Whether or not Autism and ME are in some way connected which some have proposed in highly implausible and wildly damaging ways (consumed any bleach recently anyone?). Others relatively innocuously so, look at us all on here geeking out over our special interests huh!
Putting this aside for now as irrelevant to the following question.

Might this type of finding of multiple interactions making up a particular outcome explain why our perhaps rather unimaginative less cutting edge research and medical professionals have been so sure that we’re imagining so hard that we’re creating physical symptoms, because nothing as far as they can see is wrong with our physical structures and they can’t imagine cumulative effects of chemicals causing illness but not structural damage that they can easily detect?

I don’t know if these findings are correct or valid, but I assume things like this can and do occur within the chemistry of the living human body and that this affects peoples experience in life and their physical health. So could plausibly be us too no?

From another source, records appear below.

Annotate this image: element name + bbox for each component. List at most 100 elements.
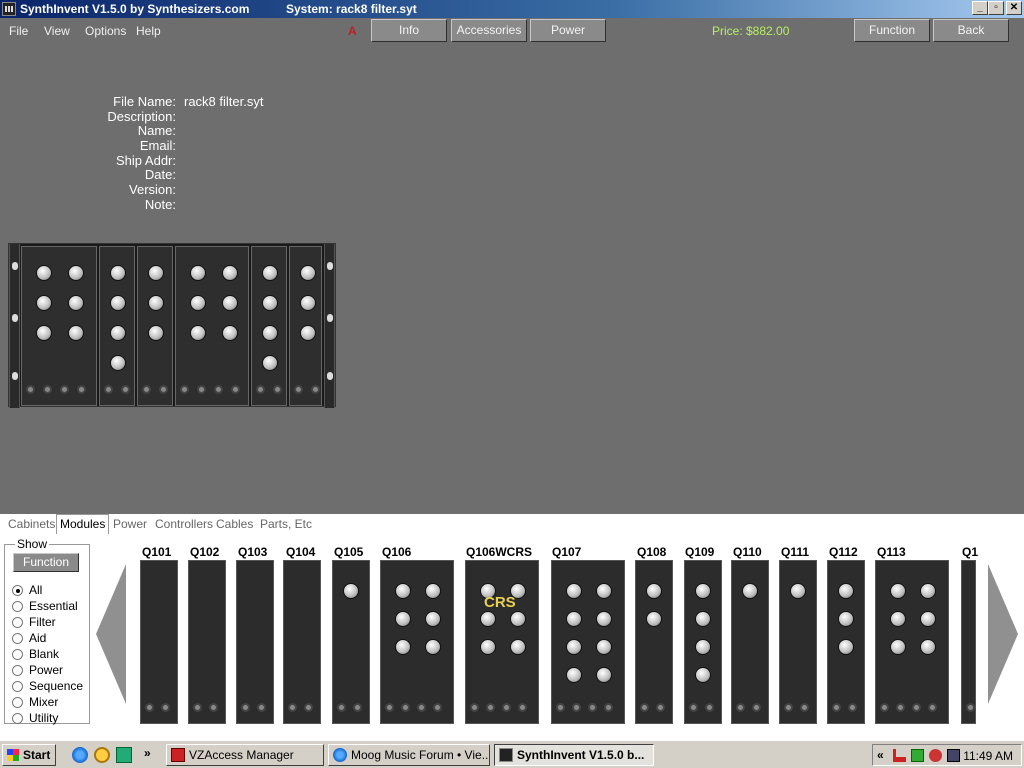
- knob-icon: [890, 583, 906, 599]
- module-label-q110: Q110: [733, 545, 762, 559]
- module-q113[interactable]: [875, 560, 949, 724]
- tab-power[interactable]: Power: [113, 517, 147, 531]
- back-button[interactable]: Back: [933, 19, 1009, 42]
- radio-button-icon[interactable]: [12, 697, 23, 708]
- app-icon[interactable]: [2, 2, 16, 16]
- jack-icon: [896, 703, 905, 712]
- info-button[interactable]: Info: [371, 19, 447, 42]
- menu-file[interactable]: File: [9, 24, 28, 38]
- show-option-utility[interactable]: Utility: [12, 711, 58, 725]
- rack-preview[interactable]: [8, 243, 336, 408]
- signal-strength-icon[interactable]: [893, 749, 906, 762]
- start-button[interactable]: Start: [2, 744, 56, 766]
- rack-module[interactable]: [21, 246, 97, 406]
- rack-module[interactable]: [175, 246, 249, 406]
- power-button[interactable]: Power: [530, 19, 606, 42]
- radio-button-icon[interactable]: [12, 665, 23, 676]
- module-q102[interactable]: [188, 560, 226, 724]
- knob-icon: [920, 611, 936, 627]
- internet-explorer-icon[interactable]: [72, 747, 88, 763]
- function-button[interactable]: Function: [854, 19, 930, 42]
- module-q103[interactable]: [236, 560, 274, 724]
- knob-icon: [110, 265, 126, 281]
- tray-expand-button[interactable]: «: [877, 748, 884, 762]
- security-icon[interactable]: [929, 749, 942, 762]
- show-option-all[interactable]: All: [12, 583, 42, 597]
- module-q107[interactable]: [551, 560, 625, 724]
- tab-cables[interactable]: Cables: [216, 517, 253, 531]
- module-q104[interactable]: [283, 560, 321, 724]
- quicklaunch-more-button[interactable]: »: [144, 746, 151, 760]
- radio-button-icon[interactable]: [12, 713, 23, 724]
- close-button[interactable]: ✕: [1006, 1, 1022, 15]
- module-q1[interactable]: [961, 560, 976, 724]
- module-q110[interactable]: [731, 560, 769, 724]
- tab-parts[interactable]: Parts, Etc: [260, 517, 312, 531]
- scroll-left-arrow-icon[interactable]: [96, 564, 126, 704]
- module-q101[interactable]: [140, 560, 178, 724]
- show-option-mixer[interactable]: Mixer: [12, 695, 58, 709]
- radio-button-icon[interactable]: [12, 681, 23, 692]
- clock-icon[interactable]: [94, 747, 110, 763]
- jack-icon: [288, 703, 297, 712]
- module-q109[interactable]: [684, 560, 722, 724]
- jack-icon: [848, 703, 857, 712]
- radio-button-icon[interactable]: [12, 585, 23, 596]
- task-synthinvent[interactable]: SynthInvent V1.5.0 b...: [494, 744, 654, 766]
- show-option-aid[interactable]: Aid: [12, 631, 46, 645]
- excel-icon[interactable]: [116, 747, 132, 763]
- radio-button-icon[interactable]: [12, 649, 23, 660]
- jack-icon: [912, 703, 921, 712]
- task-moog-forum[interactable]: Moog Music Forum • Vie...: [328, 744, 490, 766]
- rack-module[interactable]: [251, 246, 287, 406]
- knob-icon: [262, 355, 278, 371]
- show-option-sequence[interactable]: Sequence: [12, 679, 83, 693]
- menu-help[interactable]: Help: [136, 24, 161, 38]
- jack-icon: [193, 703, 202, 712]
- knob-icon: [566, 639, 582, 655]
- knob-icon: [425, 583, 441, 599]
- show-option-filter[interactable]: Filter: [12, 615, 56, 629]
- module-q112[interactable]: [827, 560, 865, 724]
- jack-icon: [518, 703, 527, 712]
- jack-icon: [161, 703, 170, 712]
- show-filter-group: Show Function All Essential Filter Aid Blank…: [4, 537, 90, 725]
- info-row-ship-addr: Ship Addr:: [116, 152, 176, 168]
- module-q105[interactable]: [332, 560, 370, 724]
- menu-view[interactable]: View: [44, 24, 70, 38]
- knob-icon: [148, 265, 164, 281]
- volume-icon[interactable]: [947, 749, 960, 762]
- module-q106wcrs[interactable]: [465, 560, 539, 724]
- jack-icon: [121, 385, 130, 394]
- scroll-right-arrow-icon[interactable]: [988, 564, 1018, 704]
- jack-icon: [656, 703, 665, 712]
- module-q106[interactable]: [380, 560, 454, 724]
- module-q111[interactable]: [779, 560, 817, 724]
- rack-module[interactable]: [289, 246, 322, 406]
- radio-button-icon[interactable]: [12, 633, 23, 644]
- tab-cabinets[interactable]: Cabinets: [8, 517, 55, 531]
- module-q108[interactable]: [635, 560, 673, 724]
- show-option-blank[interactable]: Blank: [12, 647, 59, 661]
- rack-module[interactable]: [137, 246, 173, 406]
- jack-icon: [784, 703, 793, 712]
- network-icon[interactable]: [911, 749, 924, 762]
- accessories-button[interactable]: Accessories: [451, 19, 527, 42]
- show-option-essential[interactable]: Essential: [12, 599, 78, 613]
- jack-icon: [142, 385, 151, 394]
- radio-button-icon[interactable]: [12, 601, 23, 612]
- knob-icon: [222, 265, 238, 281]
- tab-controllers[interactable]: Controllers: [155, 517, 213, 531]
- rack-module[interactable]: [99, 246, 135, 406]
- jack-icon: [180, 385, 189, 394]
- tab-modules[interactable]: Modules: [56, 514, 110, 534]
- menu-options[interactable]: Options: [85, 24, 126, 38]
- restore-button[interactable]: ▫: [988, 1, 1004, 15]
- minimize-button[interactable]: _: [972, 1, 988, 15]
- title-bar[interactable]: SynthInvent V1.5.0 by Synthesizers.com S…: [0, 0, 1024, 18]
- show-option-power[interactable]: Power: [12, 663, 63, 677]
- show-function-button[interactable]: Function: [13, 553, 79, 572]
- show-legend: Show: [15, 537, 50, 551]
- radio-button-icon[interactable]: [12, 617, 23, 628]
- task-vzaccess[interactable]: VZAccess Manager: [166, 744, 324, 766]
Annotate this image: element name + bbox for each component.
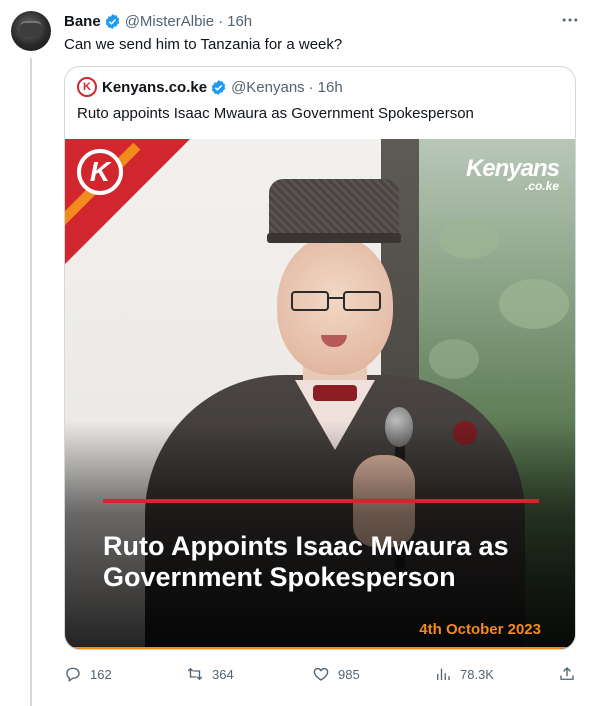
quote-time[interactable]: 16h [318,79,343,96]
kenyans-logo-icon: K [77,149,123,195]
retweet-count: 364 [212,666,234,682]
share-button[interactable] [558,662,584,686]
quote-author-handle[interactable]: @Kenyans [231,79,305,96]
retweet-icon [187,667,203,681]
analytics-icon [437,668,450,680]
reply-count: 162 [90,666,112,682]
author-handle[interactable]: @MisterAlbie [125,13,214,30]
reply-button[interactable]: 162 [64,662,112,686]
author-name[interactable]: Bane [64,13,101,30]
share-icon [560,667,574,680]
brand-bottom-bar [65,647,575,649]
quote-text: Ruto appoints Isaac Mwaura as Government… [77,105,474,122]
thread-line [30,58,32,706]
like-button[interactable]: 985 [312,662,360,686]
view-count: 78.3K [460,666,494,682]
reply-icon [66,667,80,683]
image-headline: Ruto Appoints Isaac Mwaura as Government… [103,531,509,592]
verified-badge-icon [105,13,119,29]
heart-icon [313,667,329,681]
quote-media-image[interactable]: K Kenyans .co.ke Ruto Appoints Isaac Mwa… [65,139,575,649]
separator-dot: · [218,12,224,30]
like-count: 985 [338,666,360,682]
verified-badge-icon [211,79,226,95]
action-bar: 162 364 985 78.3K [64,662,584,686]
more-options-icon[interactable] [560,10,580,30]
tweet-header: Bane @MisterAlbie · 16h [64,11,252,31]
avatar[interactable] [11,11,51,51]
quoted-tweet[interactable]: K Kenyans.co.ke @Kenyans · 16h Ruto appo… [64,66,576,650]
quote-header: K Kenyans.co.ke @Kenyans · 16h [77,77,343,97]
views-button[interactable]: 78.3K [434,662,494,686]
separator-dot: · [308,78,314,96]
image-date: 4th October 2023 [419,621,541,638]
retweet-button[interactable]: 364 [186,662,234,686]
avatar-mask-shape [20,21,42,37]
tweet-time[interactable]: 16h [227,13,252,30]
quote-author-name[interactable]: Kenyans.co.ke [102,79,207,96]
watermark: Kenyans .co.ke [466,155,560,193]
quote-avatar[interactable]: K [77,77,97,97]
tweet-text: Can we send him to Tanzania for a week? [64,36,343,53]
headline-rule [103,499,539,503]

This is why I find the Precision Life research interesting, it's a look at symptoms and genes on pathways and how they relate .
The interconnectedness. It's a systems approach.
As I've said on more than one occasion we need an interested climate change scientist on board .

 

[alex3619]

because nothing as far as they can see is wrong with our physical structures and they can’t imagine cumulative effects of chemicals causing illness but not structural damage that they can easily detect?

Dealing with this in our understanding has been my dominant thinking for years. Shifts in biochemical regulation are potentially as damaging as gross structural changes. I have been calling these biochemical lesions. Of course I have my own biases being a biochemist trained in systems theory.

 

[Trish]

In 2017, Naviaux and his team completed early clinical testing for suramin, the only drug approved in humans that can target ATP signaling and which is normally used to treat African sleeping sickness.

See this thread:
https://www.s4me.info/threads/suramin-as-a-possible-treatment-for-autism-me-cfs-and-long-covid.184/
I seem to remember forum discussion didn't find the suramin for autism study particularly convincing.